Parmi les nombreux sujets alimentant les débats cinéphiles, l’un des plus récurrents concerne sans doute le rapport de la forme au fond. Ces deux facettes d’un long-métrage sont-elles réellement à distinguer ? Quel est leur lien exact ? Comment s’exprime le propos d’un film ? A quel point le sens du scénario peut-il être modifié par sa mise en images ? Vastes questions. Si l’on s’intéresse, par exemple, à la filmographie de Nicolas Winding Refn, on peut y voir un cinéma qui a toujours flirté avec un certain maniérisme, mais a su la plupart du temps mettre son style visuel très marqué au service de ses histoires. Ainsi, les instants en suspension de Drive participaient à la caractérisation des personnages et renforçaient l’impact des accès de violence leur faisant suite. Pour le dernier film de l’auteur des Pusher, la question est en revanche plus problématique : le fond y devient lui-même victime d’une forme qui, au lieu de le servir comme prévu initialement, finit par l’emmener aux antipodes de ses intentions de base.

On s’explique : The Neon Demon narre le parcours de la jeune Jesse, aspirante mannequin fraîchement débarquée à Los Angeles.
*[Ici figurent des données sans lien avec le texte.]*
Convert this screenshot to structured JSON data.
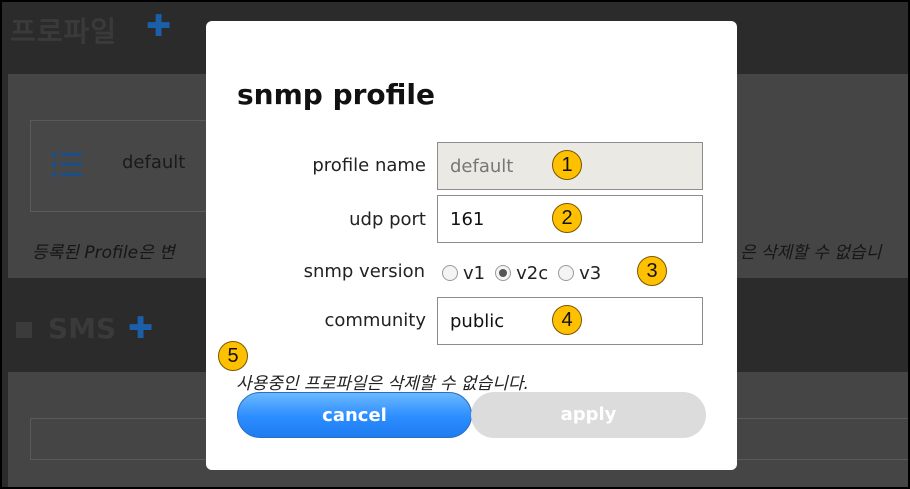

Naïve et innocente, elle incarne une pureté qui attire bien vite l’œil des grands photographes de la Cité des Anges, en même temps qu’elle attise la jalousie de ses collègues vieillissantes. Prenant peu à peu conscience de « son don », Jesse découvre également la face sombre du métier. Tandis que les rivalités grandissent, elle comprend que son ascension dans ce milieu aura un prix, tôt ou tard.

Si le sujet n’est pas neuf, le traitement était en revanche prometteur : l’idée d’illustrer le monde de la mode au travers d’un thriller lorgnant du côté du fantastique avait de quoi intriguer. Et il faut avouer qu’elle est plutôt bien mise en œuvre durant une bonne première heure. On s’identifie immédiatement à cette jeune ingénue et pénètre avec elle cet univers cruel où le corps est un matériau à façonner selon des normes strictes, où la moindre imperfection ne pardonne pas, où

l’âge de la retraite sonne bien avant les premières rides. Saturant les couleurs, exacerbant les éclairages, le réalisateur danois joue habilement avec l’imagerie de papier glacé. Il illustre un monde figé et vidé de toute humanité, comme le pose d’emblée ce lent mouvement de caméra qui balaie le plateau d’un shooting photo peuplé de personnages immobiles et seulement animé par quelques flashes réguliers. Progressivement, une atmosphère pesante s’installe et le récit glisse dans une inquiétante étrangeté.

Hélas, Refn semble s’identifier à son héroïne jusqu’à l’accompagner dans sa descente aux enfers, si bien qu’au point pivot, tout bascule : à l’instant où Jesse, consciente de son pouvoir d’attraction, décide d’embrasser pleinement le monde de la mode et ses lois, le cinéaste lui-même sombre dans l’autosatisfaction et la pose prétentieuse. Le temps est alors dilaté à outrance, le débit des dialogues ralentit jusqu’à l’absurde, chaque plan semble durer une éternité. Les personnages ne deviennent plus que des pantins sans âme prenant des poses à rallonge dans des décors de plus en plus abstraits. Les symboles les plus convenus sont inutilement surlignés (l’omniprésence des miroirs) quand ceux plus originaux se révèlent mal exploités (la figure du vampire, invoquée d’abord subtilement puis employée de manière carrément grotesque).

A trop vouloir adopter la logique qu’il condamne, Refn se fait avoir à son propre jeu : sous prétexte de dénoncer un monde de paraître, il finit par lui-même céder à la tentation de l’image. L’histoire de l’ascension et de la chute de l’héroïne devient alors celle du cinéaste qui la met en scène. Dans ce cas précis, donc, la forme pervertit le fond.